Characterization of γδ T-cells via flow cytometry.

Abstract

Stervbo et al. report on the influences of ageing on a variety of peripheral innate and adaptive immune populations in two publications in the October issue of this journal (Stervbo et al. 2015a; Stervbo et al. 2015b). These articles surveyed peripheral blood mononuclear cell phenotypes from donors recruited in the cross-sectional Protective Immunity in Ageing (PRIMAGE) study. The focus of that study was the investigation of fundamental immunologic questions of the natural ageing process using seasonal influenza vaccination as a model (PRIMAGE 2015). Both papers also nicely combined phenotypic and functional assessment of age-related differences in major compartments of the cellular immune system in peripheral blood. Unlike many earlier studies, Stervbo et al. also focused on the underinvestigated γδ T cell compartment (Stervbo et al. 2015a). This is valuable because there are very few data on the impact of age on this conserved minor T cell subset.

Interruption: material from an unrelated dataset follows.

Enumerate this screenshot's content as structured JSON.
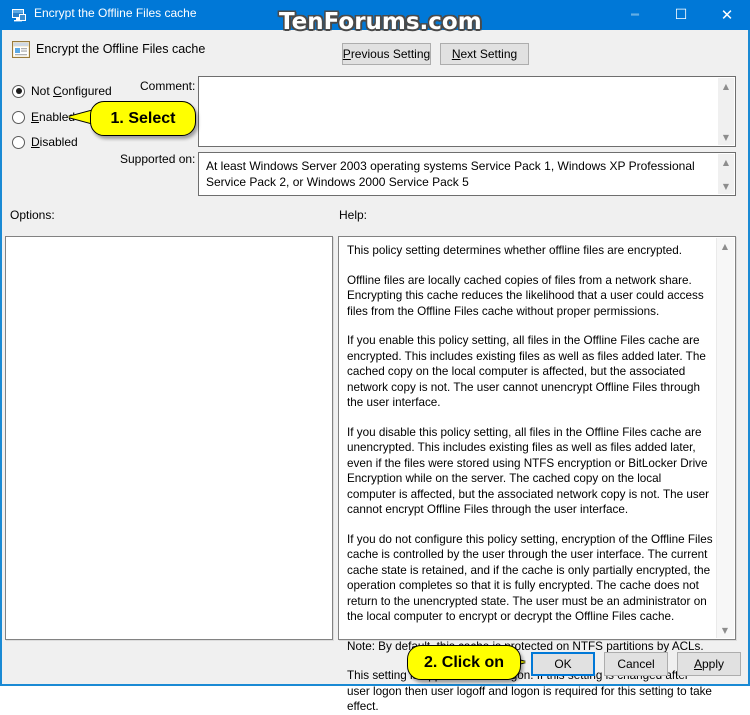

It is therefore especially important to be certain of the exactitude of the published results. However, we would like to sound a note of caution in this regard due to the use of the pan-γδ antibody clone B1, which may not be able to identify every γδ T cell when used in complex antibody panels applied in polychromatic flow cytometry. These issues were addressed by us in a carefully reviewed and validated antibody panel recently published in the journal Cytometry Part A’s “OMIP” series of standardized antibody panels (Wistuba-Hamprecht et al. 2014). A possible explanation could be steric hindrance effects because the epitopes recognized by anti-CD3 antibodies and the B1-clone might be in close proximity, which is not the case for the 11F2-clone that for example reliably detects the γδ T-cell compartment. In parallel to publication of these findings, we informed the manufacturers and one of the largest companies immediately revised their technical data sheet in accordance with these results (Becton Dickinson 2015). It might therefore be problematic to perform subset analysis on the basis of a B1-positive cell population. We felt that readers of Stervbo et al. 2015a, 2015b should be aware of these potential limitations.